Dans une analyse des options de Washington, le magazine Foreign Affairs a commencé son article en soulignant que le président américain Donald Trump est confronté à un test crucial qui exige une grande « flexibilité tactique » pour mettre fin à la guerre avec l’Iran, en offrant le minimum de concessions possibles afin de garantir que le détroit d’Ormuz reste ouvert.
L'article de magazine affirmait que Trump, qui n'avait pas réussi avant la guerre à élaborer une stratégie claire et à long terme, est désormais incapable d'imposer son rythme à l'Iran ou de contrôler le calendrier de ses décisions.
L'article concluait que l'option la plus réaliste qui s'offrait à lui était de hâter la fin de la guerre, parallèlement à la formulation d'une vision américaine claire et précise à l'égard de l'Iran.
Craintes d'une confrontation militaire
Sur le terrain, le Washington Post a averti qu'un blocus naval américain de l'Iran menaçait de plonger la région dans une confrontation militaire de grande ampleur.
La décision du président américain Donald Trump d'imposer un blocus naval du détroit d'Ormuz est entrée en vigueur lundi matin, après 21 heures de négociations entre les négociateurs américains et iraniens à Islamabad, qui n'ont pas permis de parvenir à un accord entre les deux parties.
Le journal citait des analystes affirmant que toute action militaire dans le détroit d'Ormuz se heurterait à de sérieuses difficultés en raison de l'étroitesse de la voie navigable, et que le recours par Téhéran à la « guerre asymétrique », représentée par le déploiement de mines marines et le lancement d'essaims de drones, menace la stabilité des approvisionnements énergétiques mondiaux.
Les avertissements ne se limitaient pas à l'aspect militaire, le Wall Street Journal tirant également la sonnette d'alarme quant aux répercussions économiques.

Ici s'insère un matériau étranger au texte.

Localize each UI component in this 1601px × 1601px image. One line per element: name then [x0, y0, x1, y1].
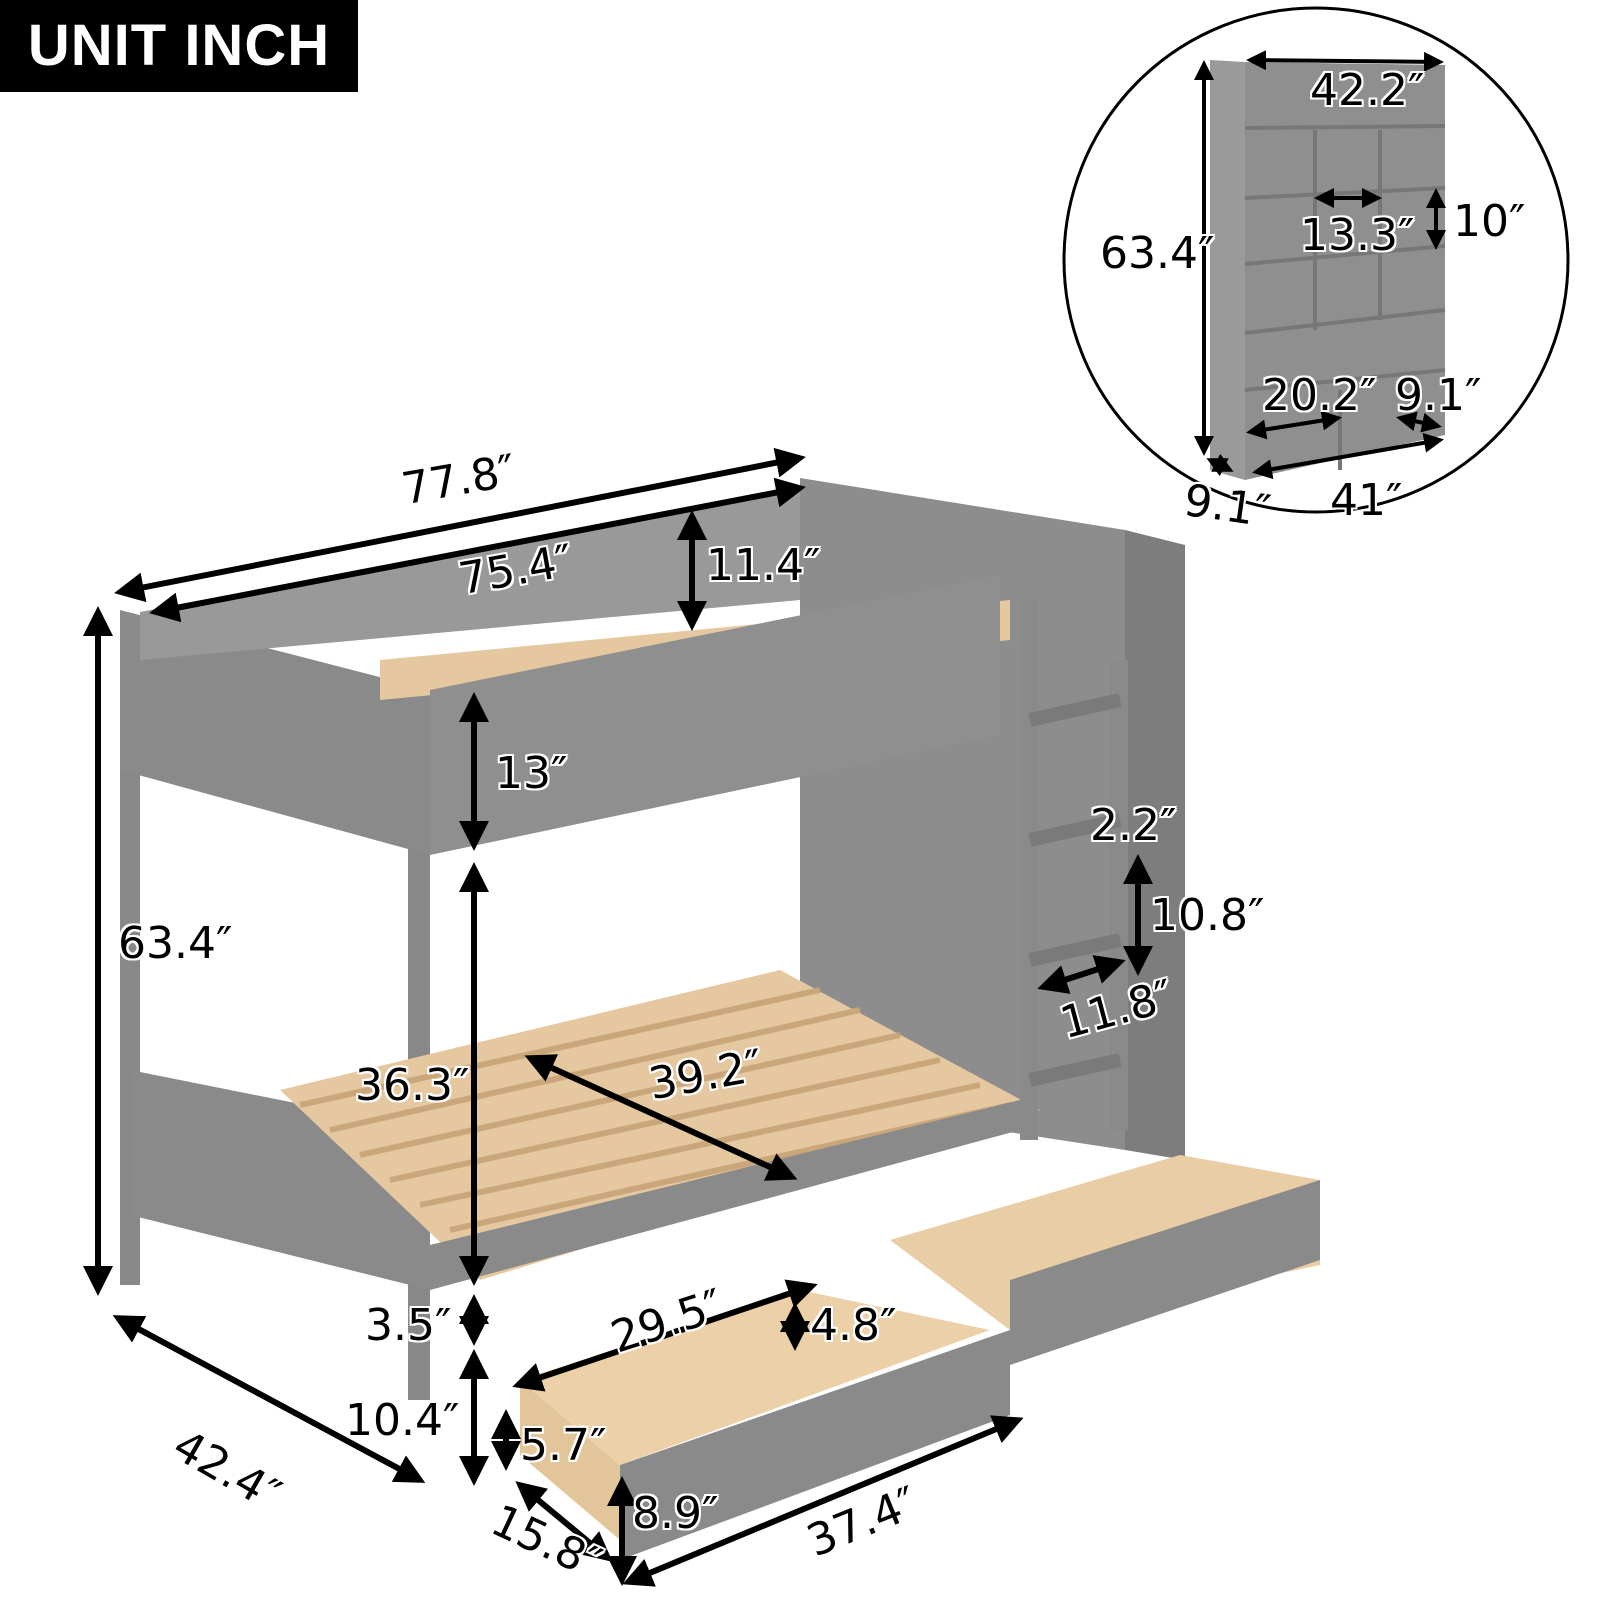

Des responsables internationaux ont exprimé leurs inquiétudes quant au fait que cette escalade aggraverait la fragilité de l'économie mondiale, avertissant que les risques s'étendraient aux marchés obligataires, à l'évaluation des actifs et au crédit privé, doublant ainsi la pression sur l'ensemble de la structure du système financier mondial.
Au niveau européen, le journal britannique « The Times » a établi un lien entre les crises mondiale et intérieure, citant l'aveu du Premier ministre Keir Starmer selon lequel la sortie du Royaume-Uni de l'Union européenne (Brexit) avait causé des dommages importants à l'économie du pays.
Starmer a défendu les projets de son gouvernement d'adopter certaines règles de l'UE pour atténuer les « chocs de prix » liés à une guerre avec l'Iran, s'engageant à nouer une relation économique plus étroite avec l'UE malgré les critiques de l'opposition.
Par ailleurs, le journal britannique « The Guardian » a décrit dans son éditorial la défaite du Premier ministre hongrois sortant Viktor Orban comme un « moment politique hautement significatif » et une victoire pour la démocratie.
Le journal a estimé que la victoire du candidat de l'opposition Peter Majar lui donnait mandat pour démanteler le réseau d'intérêts et de corruption qui s'était enraciné dans les institutions de l'État, saluant le rôle central des jeunes dans le renversement du régime autoritaire d'Orban.
Toutefois, le quotidien français « Libération » estime que le chemin du successeur d’Orban sera semé d’embûches et de difficultés, compte tenu des changements radicaux opérés par son prédécesseur dans la constitution et les institutions de l’État profond, soulignant que la lutte contre la corruption constituera le plus grand défi pour le nouveau gouvernement.